Regulation of quiescence and contractility of the pregnant myometrium

       Preterm birth (6 births globally each year, is a major cause of death within the first month of postnatal life. The highest rates of preterm birth (≥15% of all live births) occur in sub-Saharan Africa, Pakistan and Indonesia. In the U.S., the preterm birth rate remains at ~10% of all live births, overall. However, significant racial disparities in preterm birth rates exist, with the incidence of preterm birth among African-Americans being 50% higher than that of the overall population. Notably, the underlying causes for these racial differences remain unknown. Astonishingly, the modalities used to treat and/or prevent preterm labor have changed little over the past 50 years. This is due, in part, to our incomplete understanding of mechanisms that mediate myometrial quiescence and contractility and the reluctance of pharmaceutical companies to engage in drug discovery in this critical area.

       Our research is focused on the mechanisms for maintenance of myometrial quiescence during pregnancy and for the increase in uterine contractility leading to labor. We have observed that myometrial quiescence is controlled primarily by the anti-inflammatory and anti-contractile actions of progesterone (P4) (secreted by the placenta and/or the ovarian corpus luteum, depending upon the species), acting via its nuclear receptor (PR) (Fig. 4). As shown in the upper left, we found that P4/PR exerts anti-inflammatory effects by tethering to NF-κB p65 bound to NF-κB response elements (NF-κBRE) within the promoters of proinflammatory and contractile (CAP) genes (e.g. oxytocin receptor [OXTR], connexin 43 [CX43], cyclooxygenase 2 [COX2]). This stimulates recruitment of corepressors, such as GATAD2B. Similar mechanisms are believed to occur at AP-1 sites upstream of CAP gene promoters, whereby PR interacts with FOS/JUN and recruits corepressors. As shown in the upper right, P4/PR also inhibits NF-κB activation and proinflammatory and contractile gene expression in myometrium by binding to the promoter of the NF-κB inhibitor, IκBα, and enhancing its expression. P4/PR also exerts anti-inflammatory effects in myometrium by binding to the MKP1/DUSP1 promoter to increase its expression and prevent MAPK activation, resulting in the inhibition of NF-κB and AP-1 activity. As shown in the lower panel, P4/PR blocks contractile gene expression by binding to the promoter of the transcriptional repressor, ZEB1, and enhancing its expression. The increased levels of ZEB1 bind to the promoters of contractile genes to inhibit their expression, and activates expression of the microRNA, miR-199a/-214, cluster to inhibit expression of their target, COX-2. ZEB1 also inhibits miR-200 expression, leading to further induction of ZEB1 and ZEB2, as well as STAT5b, causing suppression of 20α-HSD, leading to increased local P4 accumulation.

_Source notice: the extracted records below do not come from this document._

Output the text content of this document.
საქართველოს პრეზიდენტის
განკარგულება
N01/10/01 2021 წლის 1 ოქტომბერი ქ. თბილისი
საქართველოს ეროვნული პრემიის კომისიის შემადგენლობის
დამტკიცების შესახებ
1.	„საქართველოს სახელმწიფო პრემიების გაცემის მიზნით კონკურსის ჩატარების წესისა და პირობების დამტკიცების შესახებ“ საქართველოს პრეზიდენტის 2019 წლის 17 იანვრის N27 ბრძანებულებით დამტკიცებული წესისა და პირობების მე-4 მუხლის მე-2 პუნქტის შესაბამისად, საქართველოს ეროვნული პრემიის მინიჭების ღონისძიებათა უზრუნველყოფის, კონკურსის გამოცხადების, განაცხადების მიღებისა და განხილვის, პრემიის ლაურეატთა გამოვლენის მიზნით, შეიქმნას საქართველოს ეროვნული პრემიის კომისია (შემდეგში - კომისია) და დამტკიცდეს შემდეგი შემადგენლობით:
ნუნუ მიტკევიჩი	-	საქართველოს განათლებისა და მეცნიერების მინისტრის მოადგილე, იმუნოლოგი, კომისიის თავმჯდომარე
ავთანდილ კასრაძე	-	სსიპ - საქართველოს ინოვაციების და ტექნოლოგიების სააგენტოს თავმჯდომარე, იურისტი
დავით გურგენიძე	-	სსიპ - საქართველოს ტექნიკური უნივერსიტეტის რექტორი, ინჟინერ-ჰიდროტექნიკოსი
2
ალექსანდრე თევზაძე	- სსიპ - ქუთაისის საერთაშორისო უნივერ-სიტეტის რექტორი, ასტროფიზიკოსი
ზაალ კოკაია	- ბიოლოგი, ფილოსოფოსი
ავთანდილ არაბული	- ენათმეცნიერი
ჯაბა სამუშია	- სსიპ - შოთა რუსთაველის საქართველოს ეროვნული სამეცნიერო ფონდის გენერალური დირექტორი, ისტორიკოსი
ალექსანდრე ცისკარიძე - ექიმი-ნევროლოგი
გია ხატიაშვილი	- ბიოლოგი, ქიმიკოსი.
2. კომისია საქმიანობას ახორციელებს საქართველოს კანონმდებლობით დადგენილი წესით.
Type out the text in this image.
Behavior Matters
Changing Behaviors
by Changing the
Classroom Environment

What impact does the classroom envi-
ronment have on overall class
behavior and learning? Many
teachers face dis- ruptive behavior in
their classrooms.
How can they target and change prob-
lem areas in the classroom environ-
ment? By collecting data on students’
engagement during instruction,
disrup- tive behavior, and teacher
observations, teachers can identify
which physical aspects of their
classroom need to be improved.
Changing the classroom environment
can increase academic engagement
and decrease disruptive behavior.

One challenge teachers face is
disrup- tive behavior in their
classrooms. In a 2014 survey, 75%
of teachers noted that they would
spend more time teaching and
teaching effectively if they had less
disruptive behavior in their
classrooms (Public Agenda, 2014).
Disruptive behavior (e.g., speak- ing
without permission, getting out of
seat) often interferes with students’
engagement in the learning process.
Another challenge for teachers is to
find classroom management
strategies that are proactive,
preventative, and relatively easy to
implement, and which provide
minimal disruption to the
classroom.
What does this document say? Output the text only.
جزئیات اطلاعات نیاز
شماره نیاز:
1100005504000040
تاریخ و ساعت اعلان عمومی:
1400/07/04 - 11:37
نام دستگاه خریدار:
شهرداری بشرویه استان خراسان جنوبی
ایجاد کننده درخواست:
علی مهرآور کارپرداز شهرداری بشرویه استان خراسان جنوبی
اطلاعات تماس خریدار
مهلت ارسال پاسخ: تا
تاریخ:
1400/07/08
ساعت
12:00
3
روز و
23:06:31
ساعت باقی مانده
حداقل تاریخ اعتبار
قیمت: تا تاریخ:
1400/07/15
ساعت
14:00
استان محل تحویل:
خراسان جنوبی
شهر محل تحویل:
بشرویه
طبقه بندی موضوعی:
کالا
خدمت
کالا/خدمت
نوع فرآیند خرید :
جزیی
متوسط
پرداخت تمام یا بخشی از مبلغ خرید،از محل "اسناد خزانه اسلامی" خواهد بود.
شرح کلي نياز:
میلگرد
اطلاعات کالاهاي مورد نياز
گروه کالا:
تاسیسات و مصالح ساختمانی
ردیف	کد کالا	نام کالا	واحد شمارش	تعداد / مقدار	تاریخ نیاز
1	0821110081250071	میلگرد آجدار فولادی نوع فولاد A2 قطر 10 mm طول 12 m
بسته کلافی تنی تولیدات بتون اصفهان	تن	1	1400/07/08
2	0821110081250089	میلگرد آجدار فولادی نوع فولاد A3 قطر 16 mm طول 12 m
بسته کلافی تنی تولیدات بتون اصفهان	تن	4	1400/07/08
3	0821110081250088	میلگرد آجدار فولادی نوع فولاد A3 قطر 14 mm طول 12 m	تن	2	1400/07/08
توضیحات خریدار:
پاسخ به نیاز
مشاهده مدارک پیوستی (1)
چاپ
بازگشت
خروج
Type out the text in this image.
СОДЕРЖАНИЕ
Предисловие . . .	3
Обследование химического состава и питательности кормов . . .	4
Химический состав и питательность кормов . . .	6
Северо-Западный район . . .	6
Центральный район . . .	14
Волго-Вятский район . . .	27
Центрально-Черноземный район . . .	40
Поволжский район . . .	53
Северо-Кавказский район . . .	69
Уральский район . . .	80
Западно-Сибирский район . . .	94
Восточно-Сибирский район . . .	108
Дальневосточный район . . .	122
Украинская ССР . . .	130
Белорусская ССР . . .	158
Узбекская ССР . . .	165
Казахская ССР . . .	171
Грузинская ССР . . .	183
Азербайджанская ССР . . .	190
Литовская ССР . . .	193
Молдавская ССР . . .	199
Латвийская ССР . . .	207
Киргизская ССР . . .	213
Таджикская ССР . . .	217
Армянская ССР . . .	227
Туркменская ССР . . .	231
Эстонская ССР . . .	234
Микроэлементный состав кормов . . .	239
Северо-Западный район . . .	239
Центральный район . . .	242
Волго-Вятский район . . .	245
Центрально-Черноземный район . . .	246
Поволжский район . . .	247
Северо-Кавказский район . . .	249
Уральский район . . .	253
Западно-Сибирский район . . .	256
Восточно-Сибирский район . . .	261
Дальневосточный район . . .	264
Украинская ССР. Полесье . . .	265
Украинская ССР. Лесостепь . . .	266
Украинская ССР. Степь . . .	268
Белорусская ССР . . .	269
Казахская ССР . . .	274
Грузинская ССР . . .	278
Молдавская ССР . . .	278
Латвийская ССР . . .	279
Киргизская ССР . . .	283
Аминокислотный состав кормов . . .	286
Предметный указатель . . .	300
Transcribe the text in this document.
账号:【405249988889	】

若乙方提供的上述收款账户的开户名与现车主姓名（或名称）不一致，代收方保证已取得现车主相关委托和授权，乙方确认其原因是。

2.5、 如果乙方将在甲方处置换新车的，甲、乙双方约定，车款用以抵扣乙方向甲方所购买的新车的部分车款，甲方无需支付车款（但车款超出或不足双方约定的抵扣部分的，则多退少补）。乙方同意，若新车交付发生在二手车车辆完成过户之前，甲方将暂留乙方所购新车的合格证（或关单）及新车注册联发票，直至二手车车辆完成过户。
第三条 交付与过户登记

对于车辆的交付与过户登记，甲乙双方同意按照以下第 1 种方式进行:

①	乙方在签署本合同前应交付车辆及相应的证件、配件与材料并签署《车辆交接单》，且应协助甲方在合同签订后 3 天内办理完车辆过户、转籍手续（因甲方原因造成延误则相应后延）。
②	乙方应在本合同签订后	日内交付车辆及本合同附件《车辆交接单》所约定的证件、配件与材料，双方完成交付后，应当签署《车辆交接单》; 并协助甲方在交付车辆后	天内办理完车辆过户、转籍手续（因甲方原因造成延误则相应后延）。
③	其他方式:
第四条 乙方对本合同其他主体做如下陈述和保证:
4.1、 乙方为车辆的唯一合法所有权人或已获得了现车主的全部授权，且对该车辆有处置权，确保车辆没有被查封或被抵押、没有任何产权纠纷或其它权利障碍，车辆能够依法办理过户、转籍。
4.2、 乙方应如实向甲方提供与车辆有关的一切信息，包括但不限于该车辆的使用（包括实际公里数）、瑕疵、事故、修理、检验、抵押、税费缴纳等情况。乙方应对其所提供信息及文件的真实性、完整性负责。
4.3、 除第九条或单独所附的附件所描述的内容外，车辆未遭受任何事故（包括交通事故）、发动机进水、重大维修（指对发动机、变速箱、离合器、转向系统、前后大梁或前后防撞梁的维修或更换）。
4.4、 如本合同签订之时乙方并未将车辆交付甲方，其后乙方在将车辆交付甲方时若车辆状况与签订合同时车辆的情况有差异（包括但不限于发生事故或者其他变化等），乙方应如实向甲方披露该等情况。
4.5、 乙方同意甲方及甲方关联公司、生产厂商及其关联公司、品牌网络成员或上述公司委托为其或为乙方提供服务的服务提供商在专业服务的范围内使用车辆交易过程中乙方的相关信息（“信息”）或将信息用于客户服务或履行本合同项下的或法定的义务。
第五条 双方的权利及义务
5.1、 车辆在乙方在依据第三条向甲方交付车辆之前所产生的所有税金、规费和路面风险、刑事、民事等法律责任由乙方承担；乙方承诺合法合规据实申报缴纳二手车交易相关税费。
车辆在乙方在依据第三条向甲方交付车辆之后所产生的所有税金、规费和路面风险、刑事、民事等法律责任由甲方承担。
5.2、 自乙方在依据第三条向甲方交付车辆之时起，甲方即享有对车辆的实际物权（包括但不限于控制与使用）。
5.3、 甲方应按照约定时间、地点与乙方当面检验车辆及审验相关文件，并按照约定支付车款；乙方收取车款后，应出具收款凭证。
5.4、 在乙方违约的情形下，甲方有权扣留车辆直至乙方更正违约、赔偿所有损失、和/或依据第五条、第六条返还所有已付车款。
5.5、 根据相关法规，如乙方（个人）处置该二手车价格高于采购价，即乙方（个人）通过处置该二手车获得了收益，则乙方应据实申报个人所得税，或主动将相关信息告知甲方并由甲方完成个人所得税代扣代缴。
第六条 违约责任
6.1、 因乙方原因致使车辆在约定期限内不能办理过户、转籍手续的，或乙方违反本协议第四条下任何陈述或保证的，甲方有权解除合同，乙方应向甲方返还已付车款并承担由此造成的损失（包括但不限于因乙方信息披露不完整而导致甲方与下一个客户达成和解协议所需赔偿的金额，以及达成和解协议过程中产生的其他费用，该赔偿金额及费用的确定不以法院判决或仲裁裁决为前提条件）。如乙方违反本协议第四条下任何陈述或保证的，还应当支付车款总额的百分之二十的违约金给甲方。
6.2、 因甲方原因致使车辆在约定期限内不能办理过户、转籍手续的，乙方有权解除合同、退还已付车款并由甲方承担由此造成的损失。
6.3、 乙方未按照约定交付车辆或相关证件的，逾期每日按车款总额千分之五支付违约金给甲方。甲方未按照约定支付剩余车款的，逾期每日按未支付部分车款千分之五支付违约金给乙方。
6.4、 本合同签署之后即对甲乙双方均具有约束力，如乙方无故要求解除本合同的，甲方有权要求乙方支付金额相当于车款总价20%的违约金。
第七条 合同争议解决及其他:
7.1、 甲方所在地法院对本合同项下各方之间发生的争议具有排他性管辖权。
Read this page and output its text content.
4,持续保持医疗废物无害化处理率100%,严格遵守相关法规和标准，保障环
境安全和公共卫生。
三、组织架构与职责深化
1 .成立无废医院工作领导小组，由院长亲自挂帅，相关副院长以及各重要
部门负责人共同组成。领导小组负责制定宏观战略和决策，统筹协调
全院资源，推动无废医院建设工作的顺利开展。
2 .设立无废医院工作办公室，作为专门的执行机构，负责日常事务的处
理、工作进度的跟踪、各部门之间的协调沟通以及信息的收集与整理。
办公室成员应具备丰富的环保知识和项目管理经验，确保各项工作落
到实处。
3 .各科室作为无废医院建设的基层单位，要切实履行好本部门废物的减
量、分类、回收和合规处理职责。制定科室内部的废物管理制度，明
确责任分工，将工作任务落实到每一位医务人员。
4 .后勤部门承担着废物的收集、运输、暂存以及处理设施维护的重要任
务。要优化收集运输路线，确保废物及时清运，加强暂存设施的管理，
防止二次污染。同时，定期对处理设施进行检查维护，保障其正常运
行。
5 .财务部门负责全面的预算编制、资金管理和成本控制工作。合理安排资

       Parturition in all species is associated with an increased inflammatory response and a decline in PR function within the myometrium. Near term, signals from the fetus (e.g. increased surfactant lipoprotein secretion) and mother (e.g. uterine stretch with increased chemokine production, increased estrogen receptor signaling), cause increased immune cell invasion of the fetal membranes, decidua and myometrium. At preterm, immune cell invasion is stimulated by ascending infection associated with chorioamnionitis, as well as increased uterine stretch in twin or multi-fetal pregnancies. The invading immune cells produce proinflammatory cytokines that cause activation of inflammatory transcription factors, such as NF-κB and AP-1, which promote activation of proinflammatory and CAP gene expression and a decline in PR function, caused by a decrease in coactivators and increased expression of truncated PR isoforms. The decline in PR function results in decreased ZEB1 expression, with increased expression of CAP genes and miR-200 family members and decreased expression of the miR-199a/214 cluster. The increase in miR-200s suppress their targets ZEB1/2 and STAT5b and increase local P4 metabolism via upregulation of 20α-HSD. The decrease in miR-199a/214 results in upregulation of their target, COX-2, and an increase in synthesis of contractile prostaglandins. These events culminate in an increase in myometrial contractility leading to parturition.

       Studies are ongoing to define the molecular mechanisms whereby key transcriptional coregulators mediate hormonal regulation of myometrial quiescence and contractility, and to identify and characterize novel genes that control myometrial quiescence and contractility.